About 60 graves in Union and West End Cemetery are threatened, Grim said. Most graves in the cemetery date from the late 1800s to early 1900s.
The coroner has said that authorities could excavate graves if they detect shifts or collapses in the nearby soil.
A dozen homes on nearby 10th Street were vacated and 25 people evacuated because of the sinkhole, said Scheirer. A water main break probably caused the sinkhole.
"Three of homes have major shifting issues that you can physically see shifting," Assistant Fire Chief Lee Laubach told CNN affiliate WFMZ. "You can see the doors don't open, the cracks in the walls and in foundations."
Dwayne Glover, an evacuated resident, told the station that before evacuating his home, his foot had inadvertently gone through a concrete floor as he walked toward his washing machine.
Several headstones have tilted, and there were some breaks in the cemetery ground.

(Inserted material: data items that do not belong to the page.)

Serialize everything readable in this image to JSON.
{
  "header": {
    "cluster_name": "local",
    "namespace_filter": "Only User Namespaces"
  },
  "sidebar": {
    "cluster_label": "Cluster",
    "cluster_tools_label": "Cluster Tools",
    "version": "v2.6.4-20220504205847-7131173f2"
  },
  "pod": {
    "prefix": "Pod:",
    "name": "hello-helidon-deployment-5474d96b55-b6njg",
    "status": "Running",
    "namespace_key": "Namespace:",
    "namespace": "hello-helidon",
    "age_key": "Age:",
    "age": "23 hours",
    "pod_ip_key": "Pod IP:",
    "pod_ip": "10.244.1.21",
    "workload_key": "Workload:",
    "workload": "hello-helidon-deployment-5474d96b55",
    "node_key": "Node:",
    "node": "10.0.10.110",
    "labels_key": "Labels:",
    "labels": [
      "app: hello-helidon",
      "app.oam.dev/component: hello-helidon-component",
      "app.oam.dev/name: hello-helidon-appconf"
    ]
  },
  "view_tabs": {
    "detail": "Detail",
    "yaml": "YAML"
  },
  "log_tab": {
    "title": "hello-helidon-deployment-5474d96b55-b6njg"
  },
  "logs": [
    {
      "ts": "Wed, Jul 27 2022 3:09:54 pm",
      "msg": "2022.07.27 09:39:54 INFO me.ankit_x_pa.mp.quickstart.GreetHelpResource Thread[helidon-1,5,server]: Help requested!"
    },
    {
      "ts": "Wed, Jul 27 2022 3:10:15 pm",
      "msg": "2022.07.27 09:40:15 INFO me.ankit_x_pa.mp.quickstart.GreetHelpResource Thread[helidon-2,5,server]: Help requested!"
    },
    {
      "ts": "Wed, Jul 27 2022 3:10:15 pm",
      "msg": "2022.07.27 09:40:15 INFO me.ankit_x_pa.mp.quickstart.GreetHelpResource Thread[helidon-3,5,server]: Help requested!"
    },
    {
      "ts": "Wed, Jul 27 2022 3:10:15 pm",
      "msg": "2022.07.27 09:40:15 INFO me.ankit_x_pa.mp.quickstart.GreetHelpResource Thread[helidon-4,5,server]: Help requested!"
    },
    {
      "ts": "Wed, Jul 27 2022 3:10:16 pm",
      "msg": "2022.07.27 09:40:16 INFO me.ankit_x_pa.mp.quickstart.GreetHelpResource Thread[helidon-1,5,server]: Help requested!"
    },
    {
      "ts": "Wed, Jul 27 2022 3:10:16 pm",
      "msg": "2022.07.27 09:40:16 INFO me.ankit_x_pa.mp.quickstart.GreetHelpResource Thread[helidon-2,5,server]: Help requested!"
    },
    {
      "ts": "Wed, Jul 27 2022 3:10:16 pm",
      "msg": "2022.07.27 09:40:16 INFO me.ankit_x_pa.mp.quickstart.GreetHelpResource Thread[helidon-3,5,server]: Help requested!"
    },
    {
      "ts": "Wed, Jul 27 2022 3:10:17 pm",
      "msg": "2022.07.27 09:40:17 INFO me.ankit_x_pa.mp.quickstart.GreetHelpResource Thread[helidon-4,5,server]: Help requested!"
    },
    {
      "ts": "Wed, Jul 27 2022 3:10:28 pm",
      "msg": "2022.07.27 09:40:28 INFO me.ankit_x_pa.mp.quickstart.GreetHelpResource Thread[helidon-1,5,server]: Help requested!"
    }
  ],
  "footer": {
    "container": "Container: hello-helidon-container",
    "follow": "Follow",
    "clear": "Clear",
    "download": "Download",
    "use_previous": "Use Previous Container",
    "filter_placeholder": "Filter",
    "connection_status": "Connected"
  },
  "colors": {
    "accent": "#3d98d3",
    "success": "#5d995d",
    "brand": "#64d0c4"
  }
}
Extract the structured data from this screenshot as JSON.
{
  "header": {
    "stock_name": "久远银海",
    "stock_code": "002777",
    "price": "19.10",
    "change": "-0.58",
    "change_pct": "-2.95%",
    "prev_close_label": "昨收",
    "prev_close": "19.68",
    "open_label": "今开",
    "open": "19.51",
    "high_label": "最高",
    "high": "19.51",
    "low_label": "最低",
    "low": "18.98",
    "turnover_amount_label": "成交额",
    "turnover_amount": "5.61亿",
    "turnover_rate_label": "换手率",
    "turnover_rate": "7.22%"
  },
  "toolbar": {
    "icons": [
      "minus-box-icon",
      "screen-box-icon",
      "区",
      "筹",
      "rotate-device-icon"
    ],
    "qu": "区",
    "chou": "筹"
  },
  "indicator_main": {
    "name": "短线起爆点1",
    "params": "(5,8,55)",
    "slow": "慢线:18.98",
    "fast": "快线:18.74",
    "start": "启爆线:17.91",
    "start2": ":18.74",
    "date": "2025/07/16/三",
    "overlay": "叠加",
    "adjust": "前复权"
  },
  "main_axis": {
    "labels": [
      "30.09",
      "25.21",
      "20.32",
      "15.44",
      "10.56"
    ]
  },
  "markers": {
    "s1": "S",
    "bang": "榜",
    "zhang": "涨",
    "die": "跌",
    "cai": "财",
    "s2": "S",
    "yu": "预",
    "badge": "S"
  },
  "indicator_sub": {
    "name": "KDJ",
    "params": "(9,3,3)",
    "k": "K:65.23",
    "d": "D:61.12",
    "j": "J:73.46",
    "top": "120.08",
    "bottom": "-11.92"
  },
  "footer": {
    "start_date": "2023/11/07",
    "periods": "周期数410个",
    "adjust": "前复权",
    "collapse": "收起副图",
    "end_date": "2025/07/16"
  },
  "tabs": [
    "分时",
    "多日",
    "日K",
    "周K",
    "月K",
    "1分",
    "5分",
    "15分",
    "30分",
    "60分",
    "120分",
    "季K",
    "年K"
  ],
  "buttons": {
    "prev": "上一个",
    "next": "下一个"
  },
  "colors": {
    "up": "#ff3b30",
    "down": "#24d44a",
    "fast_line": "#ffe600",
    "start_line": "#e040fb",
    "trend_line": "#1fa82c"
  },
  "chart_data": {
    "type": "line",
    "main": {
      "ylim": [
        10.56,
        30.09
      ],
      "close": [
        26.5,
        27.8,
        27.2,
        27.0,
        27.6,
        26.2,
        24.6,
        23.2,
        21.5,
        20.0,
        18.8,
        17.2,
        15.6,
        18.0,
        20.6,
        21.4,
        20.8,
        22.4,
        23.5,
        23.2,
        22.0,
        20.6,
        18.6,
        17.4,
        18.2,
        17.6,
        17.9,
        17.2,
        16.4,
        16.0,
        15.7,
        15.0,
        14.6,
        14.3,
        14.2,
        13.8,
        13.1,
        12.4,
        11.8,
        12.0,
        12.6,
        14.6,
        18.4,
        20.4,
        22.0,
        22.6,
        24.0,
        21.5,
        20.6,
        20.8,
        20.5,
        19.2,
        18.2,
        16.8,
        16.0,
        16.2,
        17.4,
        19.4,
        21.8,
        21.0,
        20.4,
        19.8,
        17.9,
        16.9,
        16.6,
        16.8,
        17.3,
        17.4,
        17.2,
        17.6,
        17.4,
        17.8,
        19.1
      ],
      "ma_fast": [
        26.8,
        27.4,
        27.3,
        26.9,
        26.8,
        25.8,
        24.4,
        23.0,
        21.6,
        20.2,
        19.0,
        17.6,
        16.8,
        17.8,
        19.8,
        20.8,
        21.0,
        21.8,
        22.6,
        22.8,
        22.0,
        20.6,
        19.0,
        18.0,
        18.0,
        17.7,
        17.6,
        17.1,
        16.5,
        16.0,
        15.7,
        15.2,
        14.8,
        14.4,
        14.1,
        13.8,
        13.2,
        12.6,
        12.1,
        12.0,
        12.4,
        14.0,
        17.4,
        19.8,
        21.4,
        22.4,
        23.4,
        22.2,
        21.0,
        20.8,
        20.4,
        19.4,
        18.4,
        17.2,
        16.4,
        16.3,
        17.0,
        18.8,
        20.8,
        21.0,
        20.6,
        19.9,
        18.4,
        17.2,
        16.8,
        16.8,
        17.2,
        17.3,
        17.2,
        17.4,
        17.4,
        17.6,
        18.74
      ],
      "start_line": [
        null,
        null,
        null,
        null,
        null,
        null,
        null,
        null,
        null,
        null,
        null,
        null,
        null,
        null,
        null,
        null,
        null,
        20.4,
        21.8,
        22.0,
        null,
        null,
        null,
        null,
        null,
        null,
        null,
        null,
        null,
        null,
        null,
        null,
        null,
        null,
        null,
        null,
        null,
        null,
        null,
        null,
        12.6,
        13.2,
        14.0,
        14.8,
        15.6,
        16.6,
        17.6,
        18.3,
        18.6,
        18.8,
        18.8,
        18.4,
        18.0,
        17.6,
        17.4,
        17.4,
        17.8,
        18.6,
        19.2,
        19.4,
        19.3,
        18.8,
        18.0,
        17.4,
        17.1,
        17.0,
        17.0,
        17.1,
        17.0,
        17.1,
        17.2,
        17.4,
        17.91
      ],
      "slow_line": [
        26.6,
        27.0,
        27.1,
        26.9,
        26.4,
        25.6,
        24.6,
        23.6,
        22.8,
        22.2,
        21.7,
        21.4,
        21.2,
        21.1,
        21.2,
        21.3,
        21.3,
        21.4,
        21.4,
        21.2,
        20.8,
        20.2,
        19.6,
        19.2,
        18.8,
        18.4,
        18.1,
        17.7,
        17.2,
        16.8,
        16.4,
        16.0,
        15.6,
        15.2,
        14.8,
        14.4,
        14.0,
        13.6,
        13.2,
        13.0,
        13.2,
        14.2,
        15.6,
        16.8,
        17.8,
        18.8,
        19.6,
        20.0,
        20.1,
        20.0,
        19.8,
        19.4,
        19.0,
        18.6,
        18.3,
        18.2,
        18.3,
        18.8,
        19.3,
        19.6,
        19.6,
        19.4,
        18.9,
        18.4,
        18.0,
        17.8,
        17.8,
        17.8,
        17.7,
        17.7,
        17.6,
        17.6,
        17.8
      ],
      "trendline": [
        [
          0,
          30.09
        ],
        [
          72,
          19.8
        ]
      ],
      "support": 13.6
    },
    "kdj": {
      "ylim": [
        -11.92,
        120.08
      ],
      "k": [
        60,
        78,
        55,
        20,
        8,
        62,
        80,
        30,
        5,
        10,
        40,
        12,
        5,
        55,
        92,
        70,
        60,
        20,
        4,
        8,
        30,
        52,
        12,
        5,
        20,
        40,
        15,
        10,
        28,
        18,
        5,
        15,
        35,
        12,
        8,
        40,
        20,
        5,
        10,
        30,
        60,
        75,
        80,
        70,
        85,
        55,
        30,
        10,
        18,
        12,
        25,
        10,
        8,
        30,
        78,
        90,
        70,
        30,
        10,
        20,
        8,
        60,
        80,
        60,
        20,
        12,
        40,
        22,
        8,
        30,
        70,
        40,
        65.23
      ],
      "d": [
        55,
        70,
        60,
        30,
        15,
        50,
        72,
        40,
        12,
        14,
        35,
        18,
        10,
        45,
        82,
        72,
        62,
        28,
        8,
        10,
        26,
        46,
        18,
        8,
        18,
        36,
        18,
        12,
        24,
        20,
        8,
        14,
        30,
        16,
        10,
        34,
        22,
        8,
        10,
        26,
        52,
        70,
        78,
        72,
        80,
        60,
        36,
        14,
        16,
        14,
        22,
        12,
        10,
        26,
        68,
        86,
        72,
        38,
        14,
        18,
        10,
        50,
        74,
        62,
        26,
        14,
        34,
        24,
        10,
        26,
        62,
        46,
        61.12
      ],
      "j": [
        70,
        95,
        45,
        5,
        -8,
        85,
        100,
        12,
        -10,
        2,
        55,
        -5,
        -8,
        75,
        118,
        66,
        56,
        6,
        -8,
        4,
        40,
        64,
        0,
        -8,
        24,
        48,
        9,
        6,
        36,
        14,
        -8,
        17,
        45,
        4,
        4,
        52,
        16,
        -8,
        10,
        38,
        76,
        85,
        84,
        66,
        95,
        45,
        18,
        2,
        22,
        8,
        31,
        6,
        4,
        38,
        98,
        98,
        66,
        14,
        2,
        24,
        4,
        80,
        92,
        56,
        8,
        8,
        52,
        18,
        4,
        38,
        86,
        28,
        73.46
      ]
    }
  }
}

"We can see depressions where the ground has fallen as much as two feet," said Everette Carr, president of the Union and West End Cemetery Association, which maintains the 157-year old nonprofit burial ground.
There also could be unmarked graves, said Carr.
The cemetery holds about 20,000 graves, including those of 714 Civil War veterans. Among them is a Medal of Honor winner, Ignatz Gresser.
Carr did not know if any of the threatened graves included soldiers. Grim, whose office photographed the 60 markers, said he saw some belonging to soldiers.
Cemetery volunteers previously did a survey, but there are no detailed historical records of the dead beyond those whose graves have headstones. And some of those are difficult to read, Carr said.
"It's a very volatile situation," Carr said. "The ground is unstable. There is no question it is moving."